I was walking past Notre Dame for the third time that week when someone yelled those words at me. It took a second for me to process. It was the first time that I had worn the orange-and-brown Padres hat that I brought along on the trip. Apparently, fandom and tourism do mix. Luckily, that was not the only experience I had with baseball in France.
Knowing that it was a crucial time in the season for the Padres, I brought along a laptop and an iPad, hoping to access my MLB.TV account. I was a little concerned when attempts to watch Hulu on the first night were thwarted with a message about not being able to watch outside of the USA. I also didn’t figure the time difference into my endeavor until I got to Paris, which is when I realized why professional baseball has yet to capture Europeans’ hearts. Most MLB games are played between 1 a.m. and 7 a.m. on that side of the world. I set my alarm for 4 a.m. and crossed my fingers that MLB.TV didn’t mind European viewers.

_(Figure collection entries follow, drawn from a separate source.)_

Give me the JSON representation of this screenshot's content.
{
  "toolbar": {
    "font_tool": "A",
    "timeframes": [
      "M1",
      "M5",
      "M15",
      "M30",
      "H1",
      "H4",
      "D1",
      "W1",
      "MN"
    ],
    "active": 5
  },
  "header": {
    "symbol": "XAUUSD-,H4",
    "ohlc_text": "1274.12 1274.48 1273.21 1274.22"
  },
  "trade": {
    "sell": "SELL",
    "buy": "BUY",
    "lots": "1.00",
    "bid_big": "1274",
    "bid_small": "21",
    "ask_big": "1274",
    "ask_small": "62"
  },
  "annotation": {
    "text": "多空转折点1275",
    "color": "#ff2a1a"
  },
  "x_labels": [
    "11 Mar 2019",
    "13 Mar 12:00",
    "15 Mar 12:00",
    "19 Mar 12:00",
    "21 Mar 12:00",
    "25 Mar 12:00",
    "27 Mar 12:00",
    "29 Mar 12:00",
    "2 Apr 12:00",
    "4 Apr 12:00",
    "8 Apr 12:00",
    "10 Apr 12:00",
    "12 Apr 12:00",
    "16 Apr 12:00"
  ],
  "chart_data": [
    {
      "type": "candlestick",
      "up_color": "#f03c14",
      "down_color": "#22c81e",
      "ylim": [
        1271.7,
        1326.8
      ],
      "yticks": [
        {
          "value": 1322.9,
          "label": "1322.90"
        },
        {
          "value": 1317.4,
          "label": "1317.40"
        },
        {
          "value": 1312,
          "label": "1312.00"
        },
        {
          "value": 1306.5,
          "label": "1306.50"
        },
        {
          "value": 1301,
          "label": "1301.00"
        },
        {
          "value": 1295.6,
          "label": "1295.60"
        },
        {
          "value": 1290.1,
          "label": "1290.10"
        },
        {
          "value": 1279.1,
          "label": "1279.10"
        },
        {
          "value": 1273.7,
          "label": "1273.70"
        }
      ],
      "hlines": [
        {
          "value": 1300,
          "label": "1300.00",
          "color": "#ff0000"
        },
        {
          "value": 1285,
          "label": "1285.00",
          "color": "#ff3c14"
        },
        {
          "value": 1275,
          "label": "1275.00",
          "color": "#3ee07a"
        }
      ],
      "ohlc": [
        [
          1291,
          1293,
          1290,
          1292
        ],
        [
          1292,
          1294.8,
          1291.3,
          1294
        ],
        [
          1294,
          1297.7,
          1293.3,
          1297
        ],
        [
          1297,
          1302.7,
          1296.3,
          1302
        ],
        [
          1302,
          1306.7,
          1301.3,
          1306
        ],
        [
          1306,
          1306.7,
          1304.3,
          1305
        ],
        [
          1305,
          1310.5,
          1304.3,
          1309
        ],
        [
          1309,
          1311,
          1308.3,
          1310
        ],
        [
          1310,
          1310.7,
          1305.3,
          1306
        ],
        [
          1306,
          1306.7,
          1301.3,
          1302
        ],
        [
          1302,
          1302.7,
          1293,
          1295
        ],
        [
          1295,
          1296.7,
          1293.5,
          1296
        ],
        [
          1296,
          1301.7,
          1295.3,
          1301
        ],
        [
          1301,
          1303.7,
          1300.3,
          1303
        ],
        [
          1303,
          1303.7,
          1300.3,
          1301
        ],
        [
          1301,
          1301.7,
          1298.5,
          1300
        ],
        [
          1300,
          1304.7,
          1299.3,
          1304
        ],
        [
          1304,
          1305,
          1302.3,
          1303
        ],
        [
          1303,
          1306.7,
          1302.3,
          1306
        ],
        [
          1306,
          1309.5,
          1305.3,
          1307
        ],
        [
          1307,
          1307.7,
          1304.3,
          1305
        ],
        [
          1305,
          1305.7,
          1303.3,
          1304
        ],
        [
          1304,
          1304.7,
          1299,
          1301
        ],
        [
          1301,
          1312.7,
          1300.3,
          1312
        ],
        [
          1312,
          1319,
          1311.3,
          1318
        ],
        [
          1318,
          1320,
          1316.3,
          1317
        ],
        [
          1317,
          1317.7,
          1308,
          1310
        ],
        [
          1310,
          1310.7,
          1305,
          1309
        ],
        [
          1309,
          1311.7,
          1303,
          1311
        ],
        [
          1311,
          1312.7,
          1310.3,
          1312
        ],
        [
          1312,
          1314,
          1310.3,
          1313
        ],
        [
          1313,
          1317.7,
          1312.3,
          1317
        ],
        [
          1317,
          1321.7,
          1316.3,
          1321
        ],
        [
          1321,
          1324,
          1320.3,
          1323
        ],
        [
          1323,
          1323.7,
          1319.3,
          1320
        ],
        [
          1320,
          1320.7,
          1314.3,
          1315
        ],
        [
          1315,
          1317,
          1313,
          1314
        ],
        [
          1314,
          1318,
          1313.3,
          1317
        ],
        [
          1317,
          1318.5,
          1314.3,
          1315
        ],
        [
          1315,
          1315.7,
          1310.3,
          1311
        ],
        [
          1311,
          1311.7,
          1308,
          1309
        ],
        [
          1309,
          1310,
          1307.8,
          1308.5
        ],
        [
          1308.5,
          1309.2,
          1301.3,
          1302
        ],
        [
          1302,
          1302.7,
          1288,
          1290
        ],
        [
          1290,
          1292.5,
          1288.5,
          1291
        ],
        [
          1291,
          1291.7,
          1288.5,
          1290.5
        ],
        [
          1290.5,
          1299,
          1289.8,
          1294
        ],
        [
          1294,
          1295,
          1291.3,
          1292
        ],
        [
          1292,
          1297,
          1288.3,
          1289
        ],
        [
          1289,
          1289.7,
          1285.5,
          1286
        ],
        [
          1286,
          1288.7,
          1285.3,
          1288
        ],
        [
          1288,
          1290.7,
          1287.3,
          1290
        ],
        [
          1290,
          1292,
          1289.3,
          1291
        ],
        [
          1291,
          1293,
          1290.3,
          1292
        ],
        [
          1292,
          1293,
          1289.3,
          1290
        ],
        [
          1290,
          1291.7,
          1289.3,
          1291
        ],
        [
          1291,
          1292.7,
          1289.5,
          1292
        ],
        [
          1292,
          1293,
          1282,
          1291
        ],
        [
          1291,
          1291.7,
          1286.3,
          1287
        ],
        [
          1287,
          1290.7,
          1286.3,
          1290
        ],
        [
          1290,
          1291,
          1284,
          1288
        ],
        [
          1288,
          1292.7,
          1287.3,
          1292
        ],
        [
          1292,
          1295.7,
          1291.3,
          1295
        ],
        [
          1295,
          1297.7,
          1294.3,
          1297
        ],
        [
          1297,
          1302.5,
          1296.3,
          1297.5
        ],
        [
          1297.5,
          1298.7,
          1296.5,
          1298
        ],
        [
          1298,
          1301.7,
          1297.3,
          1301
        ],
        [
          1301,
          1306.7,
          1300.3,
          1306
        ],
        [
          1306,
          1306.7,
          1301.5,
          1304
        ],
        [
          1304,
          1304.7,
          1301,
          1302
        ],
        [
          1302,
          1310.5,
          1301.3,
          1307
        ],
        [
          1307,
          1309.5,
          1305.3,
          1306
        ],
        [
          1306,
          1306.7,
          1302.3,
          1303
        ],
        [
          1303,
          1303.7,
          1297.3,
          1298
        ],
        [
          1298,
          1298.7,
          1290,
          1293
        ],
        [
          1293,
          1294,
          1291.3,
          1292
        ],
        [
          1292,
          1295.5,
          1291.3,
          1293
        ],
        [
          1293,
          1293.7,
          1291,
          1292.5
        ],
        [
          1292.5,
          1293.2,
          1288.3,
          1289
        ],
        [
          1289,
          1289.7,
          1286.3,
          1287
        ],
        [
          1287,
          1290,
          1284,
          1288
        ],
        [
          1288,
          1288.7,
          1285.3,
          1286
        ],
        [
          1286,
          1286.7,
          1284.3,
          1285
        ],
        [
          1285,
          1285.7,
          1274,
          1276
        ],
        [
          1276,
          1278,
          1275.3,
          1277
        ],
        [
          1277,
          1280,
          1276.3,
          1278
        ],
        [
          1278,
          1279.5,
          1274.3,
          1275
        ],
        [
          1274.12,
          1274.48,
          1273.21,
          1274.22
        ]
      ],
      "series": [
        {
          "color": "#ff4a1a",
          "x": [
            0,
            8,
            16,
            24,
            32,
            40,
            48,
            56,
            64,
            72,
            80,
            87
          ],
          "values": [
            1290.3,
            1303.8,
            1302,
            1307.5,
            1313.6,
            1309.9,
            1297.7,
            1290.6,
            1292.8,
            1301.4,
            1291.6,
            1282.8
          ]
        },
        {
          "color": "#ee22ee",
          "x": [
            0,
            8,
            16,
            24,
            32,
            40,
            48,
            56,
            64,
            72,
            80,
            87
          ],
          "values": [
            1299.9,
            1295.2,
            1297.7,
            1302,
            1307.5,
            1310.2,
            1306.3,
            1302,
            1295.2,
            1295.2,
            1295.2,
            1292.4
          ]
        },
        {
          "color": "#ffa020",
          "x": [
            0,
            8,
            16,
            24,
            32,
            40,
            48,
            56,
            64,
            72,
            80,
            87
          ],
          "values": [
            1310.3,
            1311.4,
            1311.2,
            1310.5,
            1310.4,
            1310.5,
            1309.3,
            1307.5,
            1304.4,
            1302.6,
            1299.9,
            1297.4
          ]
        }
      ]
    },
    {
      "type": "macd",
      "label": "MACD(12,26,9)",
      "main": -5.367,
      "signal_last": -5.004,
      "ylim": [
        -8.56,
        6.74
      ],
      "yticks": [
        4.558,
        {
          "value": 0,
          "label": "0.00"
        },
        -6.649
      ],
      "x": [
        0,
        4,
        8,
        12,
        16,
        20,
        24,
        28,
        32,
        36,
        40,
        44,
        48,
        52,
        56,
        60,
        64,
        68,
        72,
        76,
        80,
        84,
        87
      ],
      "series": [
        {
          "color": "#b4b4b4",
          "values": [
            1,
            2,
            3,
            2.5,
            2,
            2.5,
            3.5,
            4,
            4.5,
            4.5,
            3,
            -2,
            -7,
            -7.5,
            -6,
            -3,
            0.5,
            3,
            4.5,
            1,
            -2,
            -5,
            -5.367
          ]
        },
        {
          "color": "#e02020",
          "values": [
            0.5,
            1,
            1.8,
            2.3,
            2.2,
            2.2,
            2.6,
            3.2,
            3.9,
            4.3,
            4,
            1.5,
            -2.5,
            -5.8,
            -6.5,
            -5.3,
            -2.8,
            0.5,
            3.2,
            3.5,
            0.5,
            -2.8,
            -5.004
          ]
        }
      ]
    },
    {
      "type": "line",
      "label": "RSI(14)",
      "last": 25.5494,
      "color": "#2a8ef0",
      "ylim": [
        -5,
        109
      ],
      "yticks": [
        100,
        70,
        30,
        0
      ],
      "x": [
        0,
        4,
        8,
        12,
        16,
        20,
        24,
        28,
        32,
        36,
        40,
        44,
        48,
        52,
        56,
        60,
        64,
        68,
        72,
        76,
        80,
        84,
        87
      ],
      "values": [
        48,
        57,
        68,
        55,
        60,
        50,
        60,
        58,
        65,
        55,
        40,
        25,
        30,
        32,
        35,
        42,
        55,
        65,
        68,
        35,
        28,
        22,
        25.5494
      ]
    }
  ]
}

The good news: I was able to watch as much Padres baseball as I wanted, and that the iPad MLB At Bat app makes it incredibly easy to dig through the box score or look at pitch tracker while viewing the game. The bad news: besides the feed being about a full minute behind the live broadcast (and, therefore, Twitter), is that I now had a reason to set an alarm for 4 a.m. for nearly every day of my trip.
For someone who has never attended a double-header, and loved Ernie Banks’ motto “Let’s play two!” I did find joy in the fact that scheduling creates one day each week in which there are two Padres games in a single day in France. Games air in San Diego on Saturday evening and Sunday afternoon, but they air in France at 4 a.m. Sunday and again Sunday night. You’ve never truly experienced baseball the right way until you’ve started and ended your day with Padres games.
Trying to keep up with the NBA Finals, which were also airing in the wee hours of the morning in Paris, proved a bit more difficult.
The NBA Game Time app wouldn’t allow live-streaming because the games were being aired on a national network in the U.S. I checked all of the channels in the hotel room, hoping that Tony Parker’s home country would be interested in airing his quest for another championship with the San Antonio Spurs, but found nothing. I ended up following as best I could with Twitter and the live box score but ultimately missed out on what many are calling the two best NBA Finals games in the last decade.
Perhaps the biggest difference, as a sports fan in Europe, is how few references there were to sports.
Billboards mostly advertise food and drink, with a few pushing for proper manners on the subway, and they’re relying on the product to speak for itself instead of having an athlete do the work. The only celebrities I saw in advertisements were Cameron Diaz and Leonardo Dicaprio, in ads for watches, and even those were rare. If you didn’t see soccer fields littered throughout the country, you might believe that Europe was a world without sports because of the way they prevent it from bleeding into the rest of their lives.
I’m usually up early in the morning, so being a Padres fan in France wasn’t that bad.
But it’d be nice if technology reached a point where it’s easy to watch all American professional sports abroad.